Bagian 18

12 1 0
                                    

"Je, gimana sama Kavin?"

Seharian ini, selain menemani Kavin yang berada di rumahnya, kegiatan Jeanna tanpa sekolah hanya membantu Sara—Mamanya itu berkutat dengan alat-alat dapur. Wanita itu kemarin baru saja menemukan resep baru dari google, dan hari ini ia ingin mempraktikkannya bersama sang putri. Karena juga ada Kavin disana, maka laki-laki itu akan menjadi food tester nanti.

Sembari membuat adonan dari beberapa macam tepung dan teman-temannya, kedua perempuan itu juga sesekali berbagi cerita atau melempar canda.
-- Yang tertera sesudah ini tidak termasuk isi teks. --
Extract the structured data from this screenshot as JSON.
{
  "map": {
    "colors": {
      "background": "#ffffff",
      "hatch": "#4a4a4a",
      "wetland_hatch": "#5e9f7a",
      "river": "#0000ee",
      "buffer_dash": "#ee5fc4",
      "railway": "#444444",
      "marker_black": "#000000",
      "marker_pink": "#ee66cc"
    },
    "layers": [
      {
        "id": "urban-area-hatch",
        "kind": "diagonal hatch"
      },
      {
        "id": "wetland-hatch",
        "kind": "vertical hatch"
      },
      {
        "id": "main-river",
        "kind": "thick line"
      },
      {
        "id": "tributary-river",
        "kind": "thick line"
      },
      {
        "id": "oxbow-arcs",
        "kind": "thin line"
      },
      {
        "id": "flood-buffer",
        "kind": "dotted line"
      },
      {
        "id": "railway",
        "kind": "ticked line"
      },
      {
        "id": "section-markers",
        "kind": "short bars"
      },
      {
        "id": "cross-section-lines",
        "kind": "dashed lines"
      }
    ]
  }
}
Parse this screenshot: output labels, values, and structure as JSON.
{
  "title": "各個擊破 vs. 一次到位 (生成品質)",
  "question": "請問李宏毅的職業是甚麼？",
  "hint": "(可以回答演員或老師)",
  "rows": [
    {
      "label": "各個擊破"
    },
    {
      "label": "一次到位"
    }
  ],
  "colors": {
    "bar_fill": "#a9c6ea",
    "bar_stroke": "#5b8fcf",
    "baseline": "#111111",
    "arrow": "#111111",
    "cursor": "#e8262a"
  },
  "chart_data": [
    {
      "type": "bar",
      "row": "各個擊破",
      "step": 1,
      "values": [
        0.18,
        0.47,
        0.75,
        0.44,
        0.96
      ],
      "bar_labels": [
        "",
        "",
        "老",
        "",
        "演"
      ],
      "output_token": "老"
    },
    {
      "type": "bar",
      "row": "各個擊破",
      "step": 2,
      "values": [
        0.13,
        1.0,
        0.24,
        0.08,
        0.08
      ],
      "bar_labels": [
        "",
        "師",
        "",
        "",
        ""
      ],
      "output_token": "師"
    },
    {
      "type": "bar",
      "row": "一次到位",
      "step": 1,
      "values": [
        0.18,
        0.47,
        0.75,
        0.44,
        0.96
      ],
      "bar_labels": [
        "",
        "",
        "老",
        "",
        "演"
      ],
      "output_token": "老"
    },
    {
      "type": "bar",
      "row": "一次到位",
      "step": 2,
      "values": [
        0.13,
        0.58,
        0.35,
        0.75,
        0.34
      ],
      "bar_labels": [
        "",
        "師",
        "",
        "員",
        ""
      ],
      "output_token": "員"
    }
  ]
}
Jeanna yang tengah memotong kulit pangsit itu menoleh, "Udah bisa tengil, berarti udah sehat." Jawabnya sengaja mengejek sahabatnya di depan Mama. Dia kembali meneruskan pekerjaannya yang sempat tertunda, "Badannya masih sakit-sakit katanya, jadi belum mau diajak keluar. Tapi nanti juga keluar sendiri kalo udah bosen di kamar." Sambungnya.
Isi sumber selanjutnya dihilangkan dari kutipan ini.